Fig. 7. ELD1 interacts with phyB to regulate OsCCA1 AS.

a BiFC analysis revealed the interaction between ELD1 and phyB in N. benthamiana cells. The inset images display the magnified portions of YFP signal. U1-70K mCherry serving as nuclear speckles marker, Scale bars, 10 μm. b The in vivo Co-IP assay confirms the interaction between ELD1 and phyB in N. benthamiana. The immunoprecipitated samples were detected using the anti-GFP and anti-FLAG antibodies. The symbols “+” represent presence corresponding protein; symbols “−” represent empty construct. Three independent experiments were performed with similar results. c The AS pattern of A3SS1, IRS1, and IRS2 detected by sqRT-PCR after 2 h of red-light treatment in WT and phyB^T822*. Continuous dark treatment serves as control. More than three independent experiments were performed with similar results. d–f The AS pattern of A3SS1 (d), IRS1 (e), and IRS2 (f) detected by RT-qPCR after 2 h of red-light treatment in WT and eld1 mutant. The indicated genotypes of 10-day-old seedlings were grown under CLD conditions, pretreated with darkness for 48 h, and then exposed to red light for 2 h. Continuous dark treatment serves as a control. Values are presented as means ± SD (n = 3 biological replicates). g RIP-qPCR assay shows the in vivo binding affinity of ELD1 to OsCCA1 mRNA. pUBI:ELD1-FLAG/eld1 transgenic seedlings grown for 10 days under CLD conditions were pretreated with darkness for 48 h, and then exposed to red light for 2 h. Continuous dark treatment serves as the control. Samples were immunoprecipitated with anti-FLAG Magnetic Beads. UBQ gene serves as an internal control. Values are presented as means ± SD (n = 3 biological replicates). For (d–g), two-sided Student’s t-test was used to calculate P values.
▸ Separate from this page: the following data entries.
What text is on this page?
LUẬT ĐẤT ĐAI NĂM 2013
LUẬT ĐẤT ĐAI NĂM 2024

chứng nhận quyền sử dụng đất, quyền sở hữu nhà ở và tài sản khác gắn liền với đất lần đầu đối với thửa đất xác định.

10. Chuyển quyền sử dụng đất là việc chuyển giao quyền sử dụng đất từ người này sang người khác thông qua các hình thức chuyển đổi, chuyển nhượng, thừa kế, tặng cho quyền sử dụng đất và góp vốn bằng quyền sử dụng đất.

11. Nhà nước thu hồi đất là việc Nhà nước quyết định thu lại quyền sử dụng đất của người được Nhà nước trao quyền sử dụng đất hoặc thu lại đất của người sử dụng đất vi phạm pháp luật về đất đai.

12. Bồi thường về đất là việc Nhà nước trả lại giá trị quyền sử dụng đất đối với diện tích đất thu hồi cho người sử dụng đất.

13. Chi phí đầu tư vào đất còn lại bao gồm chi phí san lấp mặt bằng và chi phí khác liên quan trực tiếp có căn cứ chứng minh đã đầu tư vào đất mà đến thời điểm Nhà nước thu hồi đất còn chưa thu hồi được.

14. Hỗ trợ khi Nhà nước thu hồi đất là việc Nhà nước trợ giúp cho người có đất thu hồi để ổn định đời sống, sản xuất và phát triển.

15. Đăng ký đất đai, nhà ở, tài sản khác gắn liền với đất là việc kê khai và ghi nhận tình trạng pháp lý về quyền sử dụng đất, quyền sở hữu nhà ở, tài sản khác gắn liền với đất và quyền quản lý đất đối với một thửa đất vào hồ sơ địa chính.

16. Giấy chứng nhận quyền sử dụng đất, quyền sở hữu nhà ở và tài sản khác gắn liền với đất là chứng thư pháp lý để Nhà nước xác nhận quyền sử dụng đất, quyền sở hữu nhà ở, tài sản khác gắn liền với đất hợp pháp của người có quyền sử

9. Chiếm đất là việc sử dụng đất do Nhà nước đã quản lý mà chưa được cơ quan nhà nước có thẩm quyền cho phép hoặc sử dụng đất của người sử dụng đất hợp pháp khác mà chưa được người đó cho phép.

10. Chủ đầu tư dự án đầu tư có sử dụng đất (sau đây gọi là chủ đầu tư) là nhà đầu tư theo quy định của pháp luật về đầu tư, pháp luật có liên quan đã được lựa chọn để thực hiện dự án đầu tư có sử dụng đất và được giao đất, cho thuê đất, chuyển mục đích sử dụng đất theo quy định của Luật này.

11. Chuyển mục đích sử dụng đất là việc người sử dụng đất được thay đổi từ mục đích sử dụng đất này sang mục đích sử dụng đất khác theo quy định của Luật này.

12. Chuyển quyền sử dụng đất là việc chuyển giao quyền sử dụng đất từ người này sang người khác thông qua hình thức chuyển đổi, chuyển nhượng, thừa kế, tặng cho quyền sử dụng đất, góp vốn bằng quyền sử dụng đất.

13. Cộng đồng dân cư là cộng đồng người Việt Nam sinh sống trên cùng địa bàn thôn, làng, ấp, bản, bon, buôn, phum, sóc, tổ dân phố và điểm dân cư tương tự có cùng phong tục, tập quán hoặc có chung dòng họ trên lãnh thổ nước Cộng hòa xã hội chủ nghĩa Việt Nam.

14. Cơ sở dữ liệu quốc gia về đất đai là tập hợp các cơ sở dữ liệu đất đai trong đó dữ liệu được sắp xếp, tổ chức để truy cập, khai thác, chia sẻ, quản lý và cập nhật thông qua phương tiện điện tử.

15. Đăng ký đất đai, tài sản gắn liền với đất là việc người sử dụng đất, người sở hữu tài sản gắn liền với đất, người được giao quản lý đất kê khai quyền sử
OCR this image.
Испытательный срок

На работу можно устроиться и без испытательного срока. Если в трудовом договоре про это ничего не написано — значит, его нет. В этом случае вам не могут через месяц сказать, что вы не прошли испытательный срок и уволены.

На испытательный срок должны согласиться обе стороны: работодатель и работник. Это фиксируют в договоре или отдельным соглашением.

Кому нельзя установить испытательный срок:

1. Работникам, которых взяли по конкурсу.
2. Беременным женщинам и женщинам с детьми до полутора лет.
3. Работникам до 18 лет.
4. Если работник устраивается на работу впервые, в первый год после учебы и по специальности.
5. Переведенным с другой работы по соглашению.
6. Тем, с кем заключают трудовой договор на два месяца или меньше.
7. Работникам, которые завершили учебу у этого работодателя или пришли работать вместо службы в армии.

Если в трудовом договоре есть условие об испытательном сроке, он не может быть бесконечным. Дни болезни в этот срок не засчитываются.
Fig. 8. Breeding utilization of ELD1 through CRISPR-based cytosine base editors (CBE) and a proposed working model of ELD1.

a Phenotypes of WT, eld1 and four independent CBE editing lines at heading stage during growth in Beijing NLD conditions. Scale bars, 10 cm. b Panicle maturity of WT, eld1, and four independent CBE editing lines at the time of harvest in Beijing. Scale bars, 2 cm. c Days to flowering of WT, eld1 and the CBE editing lines in Beijing NLD conditions. Values are presented as means ± SD (n = 12 biological replicates). Different letters were used to denote statistically significant differences, which were determined using one-way ANOVA with Tukey’s multiple comparisons test (P < 0.05). d Brown rice of WT, eld1, and CBE editing lines at the time of harvest in Beijing. The WT failed to mature and nearly no harvest, while eld1 and four CBE lines were able to mature and be harvested normally. e The working model of ELD1 in regulating photoperiodic flowering. ELD1 interacts OsNKAP and core splicing factors to regulate global AS. The ELD1-containing spliceosome complex directly binds and regulates the rhythmic AS of OsCCA1. Additionally, phyB physically interacts with ELD1 in a light dependent manner, inhibiting its binding to OsCCA1 pre-mRNA. This regulation ensures appropriate OsCCA1 activity and a properly tuned circadian clock, resulting in high Hd1 transcription and prolonged flowering at LD. In the eld1 mutant, the OsCCA1 has aberrant splicing pattern at A3SS1, IRS1, and IRS2 sites. These aberrantly spliced forms of OsCCA1 strongly suppress Hd1 transcription, leading to the activation of downstream florigen genes and ultimately causing early flowering.